Datenbank bereits vorhanden
Zudem hat Walzer schon vor Jahren eine Datenbank erstellt, in der jedes einzelne Grab verzeichnet, bebildert und durchnummeriert sein soll. Selbst die Gräber, die entweder nicht mehr existieren, verschüttet wurden oder deren schwere Grabplatten in der Wildnis verrotten. „Es ist schwierig, hier ein klares System zu erstellen“, erklärt sie: „Aber meine Datenbank ist vollständig. Es ist halt nur eine altmodische Excel-Tabelle.“ Viele Gräber seien auf den Luftaufnahmen gar nicht zu sehen.

Walzer wäre für ein „Probe-Eck“, in dem ein Teil des Friedhofes renoviert wird. Den ganzen Friedhof könne sowieso niemand sanieren. „Eine Mischung aus Friedhof und Park wäre sinnvoll“, meint sie. Die Kultusgemeinde hat etwas andere Pläne. Sie will sich um den „starken Bewuchs“ kümmern, ein eigenes System erstellen und umgefallene Grabplatten wieder aufstellen. „Wir haben versucht, die Daten von Frau Walzer mit unserem System zu verbinden. Es hat nicht funktioniert“, beteuert Eck und spricht von einem „riesigen Puzzle“.

Freiwillige Initiativen überlebenswichtig
In einem Punkt sind sich beide Seiten einig: Priorität hat, dass der Friedhof wieder begehbar wird. Dass regelmäßig die Bäume geschnitten werden, dass Grabsteine gesichert werden, die umfallen könnten, dass unsichtbare Löcher im Boden gefüllt werden, bevor sich jemand ein Bein bricht. Die Kultusgemeinde sieht sich auch in einer „historischen Verantwortung“.
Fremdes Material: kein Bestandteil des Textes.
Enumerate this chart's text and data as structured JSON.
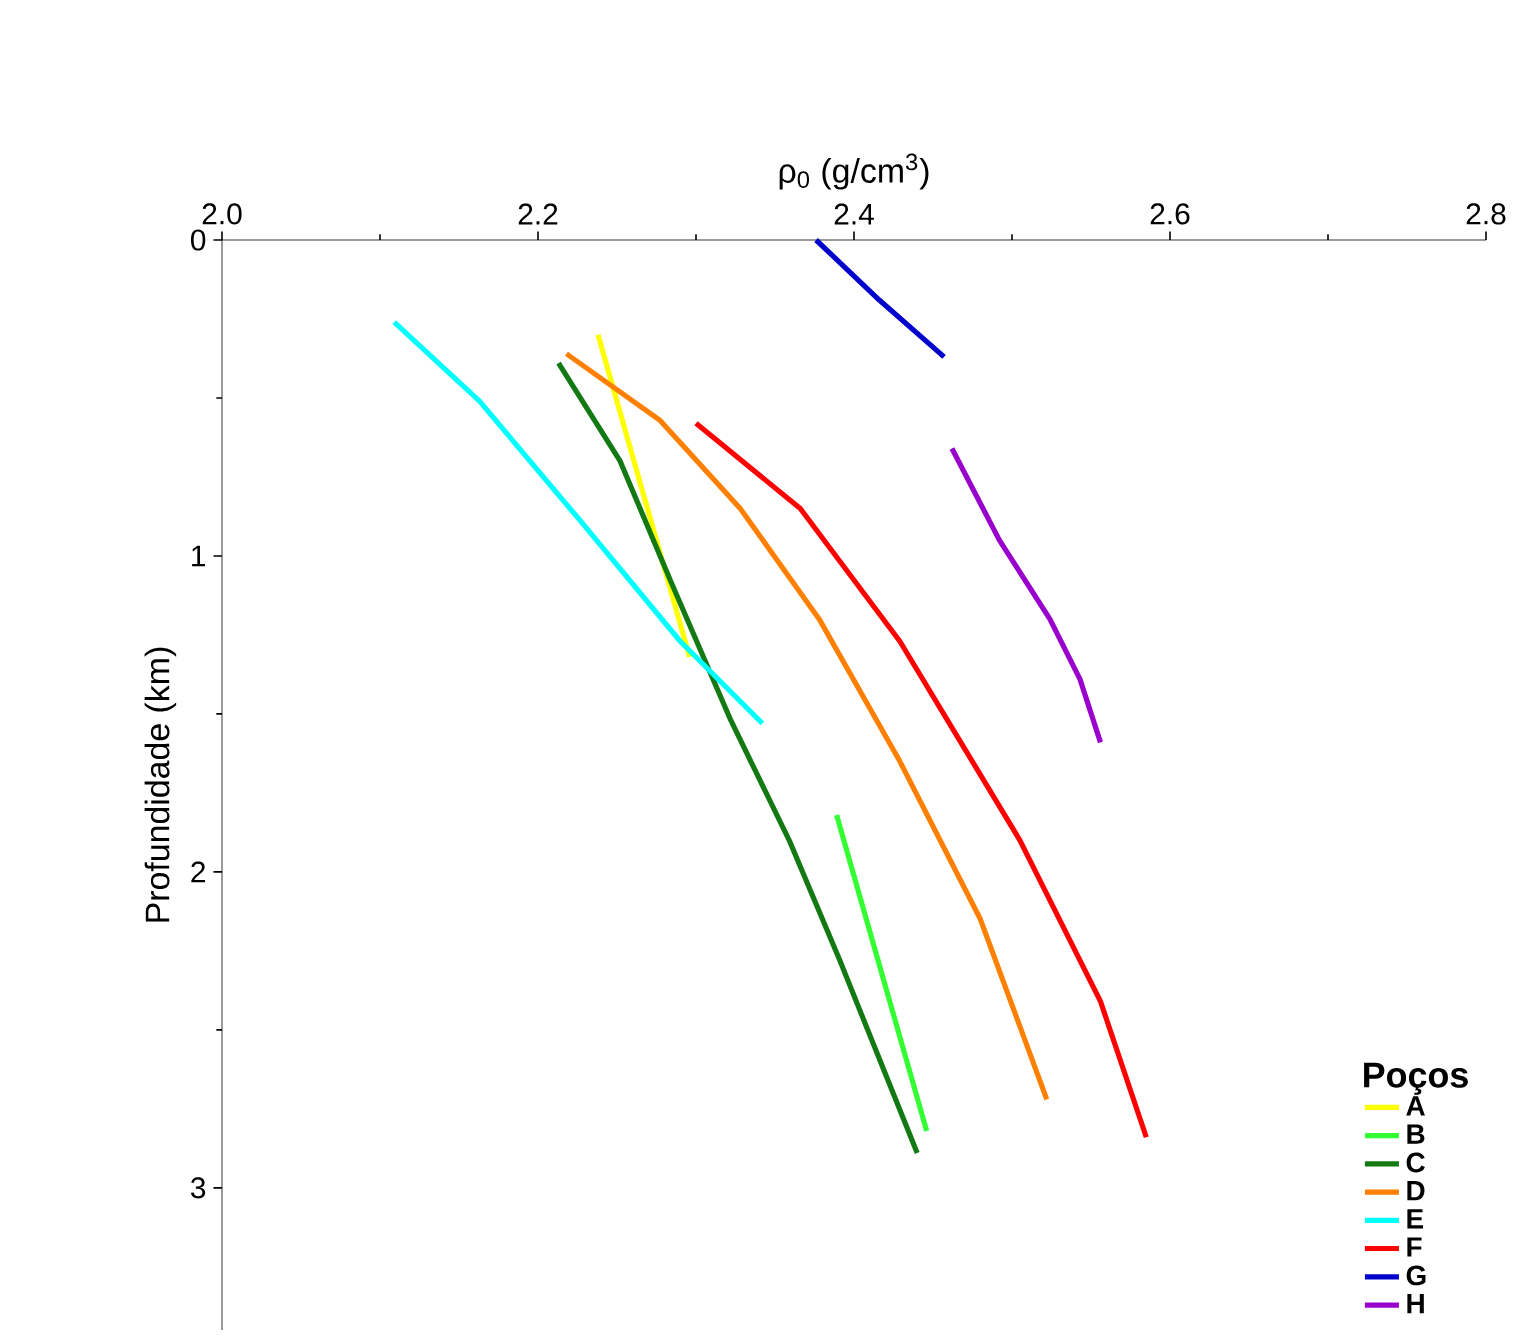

Bis 1898 wurden auf dem Friedhof 30.000 Personen begraben. Der letzte Friedhofsgärtner hieß Theodor Schreiber. Die Nazis deportierten und töteten ihn 1938. Ohne den Einsatz vieler Freiwilliger wäre der Zustand des Friedhofes heute noch schlimmer, als er ohnehin ist. „In den letzten zehn Jahren wäre sonst nichts geschehen“, bedankt sich Walzer bei den vielen Initiativen, die unter anderem von der Grünen Jennifer Kickert angeführt werden.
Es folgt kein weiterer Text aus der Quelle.